Curry L, Gruman C, Blank K, Schwartz H I
Braceland Center for Mental Health and Aging, Hartford Hospital, USA.
Conn Med. 2000 Jul;64(7):403-12.
This study examined aspects of physician attitudes toward physician-assisted suicide (PAS) not fully examined to date: evaluation of risks related to PAS, particularly the presence of depression, and the influence of religious and professionally-based values.
Anonymous, self-administered mailed questionnaire using Dillman methodology.
Targeted sample of physicians licensed by the Connecticut Department of Public Health in 1997 (n = 2,805 completed surveys; 40% response rate). DATA INCLUDE: Physician and patient characteristics, attitudes toward physician assisted suicide, and confidence in treating depression.

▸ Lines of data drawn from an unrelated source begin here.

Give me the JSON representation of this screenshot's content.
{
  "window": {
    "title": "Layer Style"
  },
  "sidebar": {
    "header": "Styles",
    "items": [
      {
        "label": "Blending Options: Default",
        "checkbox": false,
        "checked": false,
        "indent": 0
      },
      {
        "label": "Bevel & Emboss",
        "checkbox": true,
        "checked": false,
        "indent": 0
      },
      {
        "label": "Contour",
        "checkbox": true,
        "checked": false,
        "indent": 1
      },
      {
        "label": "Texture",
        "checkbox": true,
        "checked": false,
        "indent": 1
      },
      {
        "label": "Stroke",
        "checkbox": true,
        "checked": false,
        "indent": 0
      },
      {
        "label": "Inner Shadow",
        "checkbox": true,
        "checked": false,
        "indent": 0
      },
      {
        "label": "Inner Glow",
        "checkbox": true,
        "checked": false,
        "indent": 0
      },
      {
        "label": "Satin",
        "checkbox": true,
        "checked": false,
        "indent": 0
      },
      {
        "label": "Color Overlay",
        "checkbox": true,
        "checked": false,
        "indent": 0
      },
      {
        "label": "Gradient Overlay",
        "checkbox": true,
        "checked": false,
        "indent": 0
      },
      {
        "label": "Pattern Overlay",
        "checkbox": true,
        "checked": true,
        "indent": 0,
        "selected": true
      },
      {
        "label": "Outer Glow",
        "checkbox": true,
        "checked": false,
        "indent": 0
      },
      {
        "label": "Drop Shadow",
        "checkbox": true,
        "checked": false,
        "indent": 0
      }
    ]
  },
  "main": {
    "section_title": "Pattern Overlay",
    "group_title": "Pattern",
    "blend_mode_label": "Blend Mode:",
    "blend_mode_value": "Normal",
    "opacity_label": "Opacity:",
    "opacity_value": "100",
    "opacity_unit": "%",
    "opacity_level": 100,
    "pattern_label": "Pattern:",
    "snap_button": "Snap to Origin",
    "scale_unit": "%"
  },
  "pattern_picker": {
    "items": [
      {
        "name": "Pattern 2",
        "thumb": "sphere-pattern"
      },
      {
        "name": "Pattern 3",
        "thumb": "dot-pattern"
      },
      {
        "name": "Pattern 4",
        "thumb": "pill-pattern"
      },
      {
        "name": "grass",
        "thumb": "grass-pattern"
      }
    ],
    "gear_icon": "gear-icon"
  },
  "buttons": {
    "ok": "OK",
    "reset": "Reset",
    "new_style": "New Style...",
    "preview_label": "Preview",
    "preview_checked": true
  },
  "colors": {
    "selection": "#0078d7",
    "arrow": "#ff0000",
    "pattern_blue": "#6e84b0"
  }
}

Religious affiliation, religiosity, ethnicity and medical specialty were strongly associated with views on PAS. Seven percent of respondents had been asked to write a lethal prescription during the past year, 15% of whom (n = 24) had complied with at least one request.

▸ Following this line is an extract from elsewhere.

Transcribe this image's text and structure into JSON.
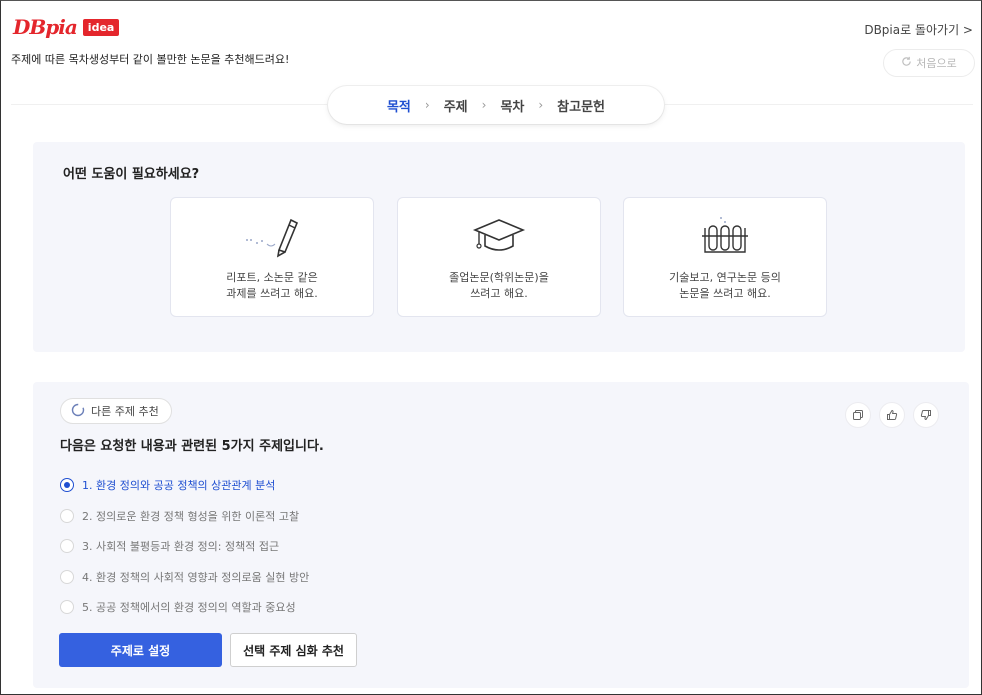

Most respondents expressed concern regarding certain risks associated with PAS, including movement toward involuntary euthanasia and the influence of undetected depression. Findings raise practical issues to be addressed through statutory or professional safeguards if PAS were to be legalized.

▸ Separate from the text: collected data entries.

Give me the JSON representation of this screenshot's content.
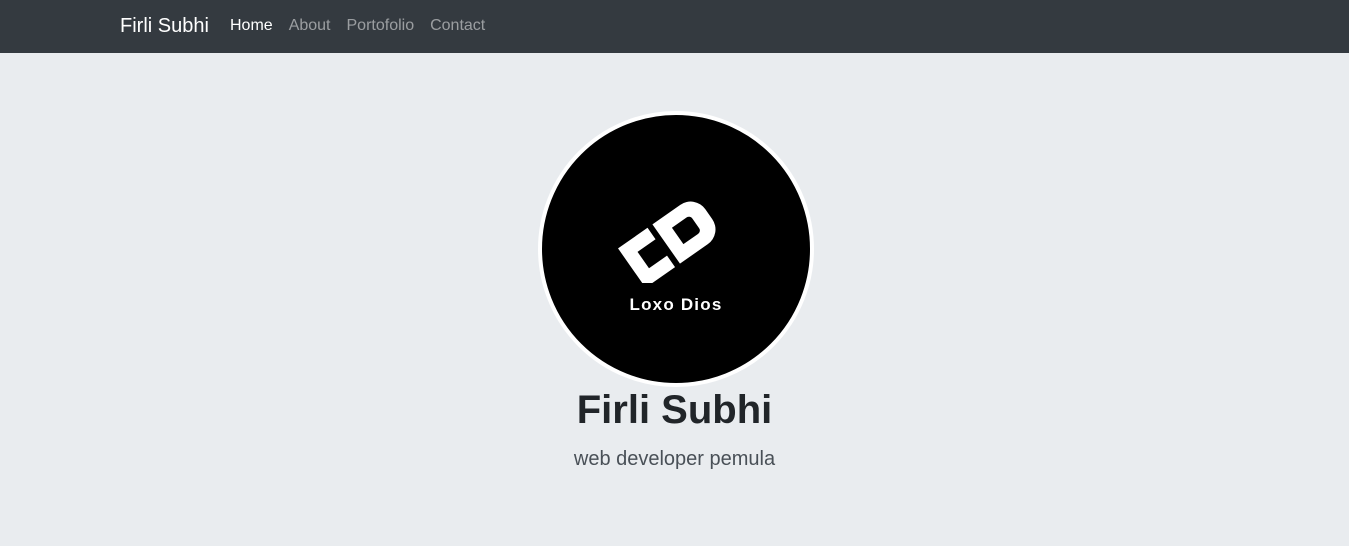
{
  "navbar": {
    "brand": "Firli Subhi",
    "links": [
      {
        "label": "Home",
        "active": true
      },
      {
        "label": "About",
        "active": false
      },
      {
        "label": "Portofolio",
        "active": false
      },
      {
        "label": "Contact",
        "active": false
      }
    ]
  },
  "hero": {
    "avatar_logo_text": "Loxo Dios",
    "name": "Firli Subhi",
    "tagline": "web developer pemula"
  },
  "colors": {
    "navbar_bg": "#343a40",
    "page_bg": "#e9ecef",
    "text_dark": "#212529"
  }
}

本研究探讨了医生对医师协助自杀(PAS)态度中迄今尚未充分研究的方面:对与PAS相关风险的评估,特别是抑郁症的存在,以及宗教和专业价值观的影响。
采用迪尔曼方法进行匿名、自行填写的邮寄问卷调查。
1997年由康涅狄格州公共卫生部颁发执照的医生的目标样本(n = 2805份完成的调查问卷;回复率为40%)。数据包括:医生和患者特征、对医师协助自杀的态度以及治疗抑郁症的信心。
宗教信仰、宗教虔诚度、种族和医学专业与对PAS的看法密切相关。7%的受访者在过去一年中曾被要求开具致命处方,其中15%(n = 24)至少答应过一次请求。
大多数受访者对与PAS相关的某些风险表示担忧,包括走向非自愿安乐死以及未被发现的抑郁症的影响。如果PAS合法化,研究结果提出了一些实际问题,需要通过法定或专业保障措施来解决。